I am, as has been stated in the past, a true believer in the importance of the arts. Artistic expression, in all of its myriad forms, is a foundational part of culture and, by extension, civilization. As a supporter of the arts, I am an active member of my local community theater. No, I have not “tread the boards” as the expression goes, but I have prowled the offstage areas doing everything from selling tickets to directing shows. One thing that anyone involved in live theater will tell you is the difficulty you often have staging productions. That is not to say our theater is not selling tickets. In fact, this summer I co-directed a major musical with my lovely wife and directed a piece in an evening of one acts, both to very brisk ticket sales.
Ticket sales aren’t the biggest problem for you average non-profit community theater. Usually you can depend on friends and family of cast and crew to help generate word of mouth to sell a show. The real problem these days often lies in staffing a show. Most theatergoers have no idea how many people are involved in the productions they attend. Casting can be hard enough with dwindling audition numbers in many cases, but filling out a crew can be very near impossible.

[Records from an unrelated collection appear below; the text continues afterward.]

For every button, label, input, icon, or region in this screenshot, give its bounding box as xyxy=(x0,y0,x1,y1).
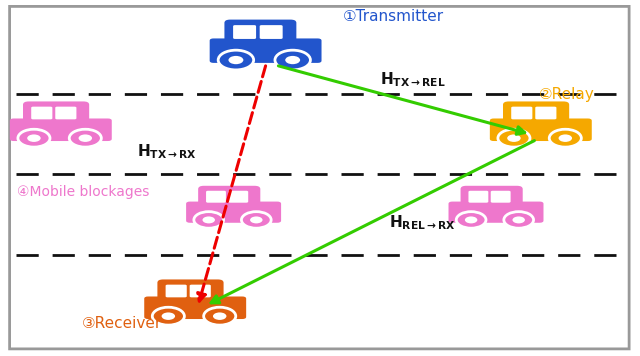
FancyBboxPatch shape xyxy=(10,119,112,141)
FancyBboxPatch shape xyxy=(23,101,89,125)
FancyBboxPatch shape xyxy=(10,6,629,349)
FancyBboxPatch shape xyxy=(31,107,52,119)
Circle shape xyxy=(18,129,50,147)
FancyBboxPatch shape xyxy=(210,38,321,63)
Text: $\mathbf{H_{TX\rightarrow RX}}$: $\mathbf{H_{TX\rightarrow RX}}$ xyxy=(136,142,196,161)
Circle shape xyxy=(241,212,271,228)
FancyBboxPatch shape xyxy=(157,279,223,303)
Circle shape xyxy=(79,135,92,142)
Circle shape xyxy=(549,129,581,147)
FancyBboxPatch shape xyxy=(233,25,256,39)
Circle shape xyxy=(465,216,477,224)
Circle shape xyxy=(508,135,521,142)
Circle shape xyxy=(504,212,534,228)
FancyBboxPatch shape xyxy=(468,191,488,203)
Circle shape xyxy=(204,307,236,325)
Circle shape xyxy=(498,129,530,147)
FancyBboxPatch shape xyxy=(532,209,541,219)
FancyBboxPatch shape xyxy=(491,191,511,203)
FancyBboxPatch shape xyxy=(228,191,248,203)
FancyBboxPatch shape xyxy=(206,191,226,203)
Circle shape xyxy=(513,216,525,224)
FancyBboxPatch shape xyxy=(461,186,523,208)
Circle shape xyxy=(162,313,175,320)
Text: ①Transmitter: ①Transmitter xyxy=(343,9,444,23)
Text: ④Mobile blockages: ④Mobile blockages xyxy=(17,185,149,199)
Text: $\mathbf{H_{TX\rightarrow REL}}$: $\mathbf{H_{TX\rightarrow REL}}$ xyxy=(380,71,445,89)
Circle shape xyxy=(152,307,184,325)
Circle shape xyxy=(28,135,41,142)
Circle shape xyxy=(194,212,223,228)
FancyBboxPatch shape xyxy=(186,201,281,223)
FancyBboxPatch shape xyxy=(503,101,569,125)
Circle shape xyxy=(213,313,227,320)
FancyBboxPatch shape xyxy=(580,126,590,137)
FancyBboxPatch shape xyxy=(55,107,76,119)
FancyBboxPatch shape xyxy=(166,285,187,297)
Text: $\mathbf{H_{REL\rightarrow RX}}$: $\mathbf{H_{REL\rightarrow RX}}$ xyxy=(389,213,456,232)
Circle shape xyxy=(250,216,262,224)
FancyBboxPatch shape xyxy=(198,186,260,208)
FancyBboxPatch shape xyxy=(225,20,296,45)
Circle shape xyxy=(202,216,215,224)
Text: ③Receiver: ③Receiver xyxy=(81,316,162,331)
FancyBboxPatch shape xyxy=(270,209,279,219)
Circle shape xyxy=(275,50,310,70)
FancyBboxPatch shape xyxy=(235,304,244,315)
FancyBboxPatch shape xyxy=(189,285,211,297)
FancyBboxPatch shape xyxy=(535,107,556,119)
FancyBboxPatch shape xyxy=(449,201,543,223)
Circle shape xyxy=(228,56,243,64)
Circle shape xyxy=(559,135,572,142)
FancyBboxPatch shape xyxy=(490,119,592,141)
Circle shape xyxy=(69,129,101,147)
Circle shape xyxy=(456,212,486,228)
FancyBboxPatch shape xyxy=(511,107,532,119)
Text: ②Relay: ②Relay xyxy=(538,87,595,102)
FancyBboxPatch shape xyxy=(100,126,110,137)
FancyBboxPatch shape xyxy=(144,297,246,319)
Circle shape xyxy=(285,56,300,64)
FancyBboxPatch shape xyxy=(310,47,319,59)
FancyBboxPatch shape xyxy=(260,25,283,39)
Circle shape xyxy=(218,50,253,70)
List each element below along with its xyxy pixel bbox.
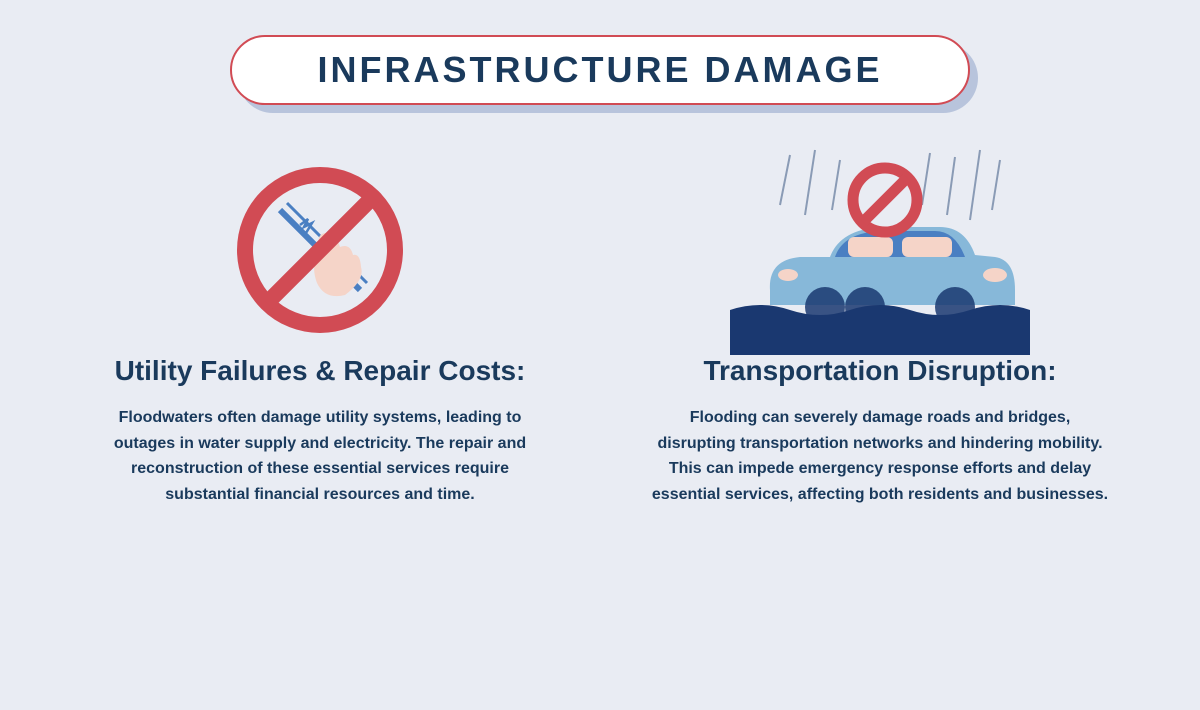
column-body: Flooding can severely damage roads and b…: [650, 405, 1110, 507]
no-touch-utility-icon: [225, 155, 415, 345]
column-heading: Utility Failures & Repair Costs:: [115, 355, 526, 387]
icon-area-transport: [730, 145, 1030, 355]
icon-area-utility: [225, 145, 415, 355]
column-utility: Utility Failures & Repair Costs: Floodwa…: [60, 145, 580, 507]
title-container: INFRASTRUCTURE DAMAGE: [230, 35, 970, 105]
flooded-car-icon: [730, 145, 1030, 355]
column-heading: Transportation Disruption:: [703, 355, 1056, 387]
page-title: INFRASTRUCTURE DAMAGE: [318, 49, 883, 91]
column-transport: Transportation Disruption: Flooding can …: [620, 145, 1140, 507]
columns-container: Utility Failures & Repair Costs: Floodwa…: [0, 105, 1200, 507]
column-body: Floodwaters often damage utility systems…: [90, 405, 550, 507]
title-box: INFRASTRUCTURE DAMAGE: [230, 35, 970, 105]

Much of this is due to many skilled contributors (choreographers, vocal directors, lighting and sound designers, etc.) becoming increasingly unable or unwilling to volunteer their services, but the problem goes deeper than that.
The truth of the matter is that it is becoming more and more difficult for arts organizations to remain relevant in an era of Netflix and Pokemon GO. Technology has made it easy for anyone to stream the latest season of their favorite show or play a new and addictive game right in the palm of their hand. Screen time has become the most prevalent part of our day and we simply don’t have the time or motivation to do something that tears us away from the screen.
I understand the draw of it. I have been known to be pulled into the vortex myself. But, I think it is sad how often I see couples sitting in restaurants glues to their phones instead of talking to one another. Or kids more absorbed with Minecraft than Legos. As time progresses we, as a society are experiencing more and more of the world through the electronic viewfinder of our smartphone screens and we are, as a culture, suffering.
I know it is not realistic to ask everyone to give up their smartphones. I know that I would be one of the first to tell you where to go if you suggested that to me. But, if we could all make an effort to experience the world with our own senses, unfiltered by the Retina display and stereo speakers, we might rediscover what makes everything so rich around us. Museums, theaters, concert halls, and the like are out there beckoning you in. Trust me when I say the experience is much more breathtaking with the phone is your pocket.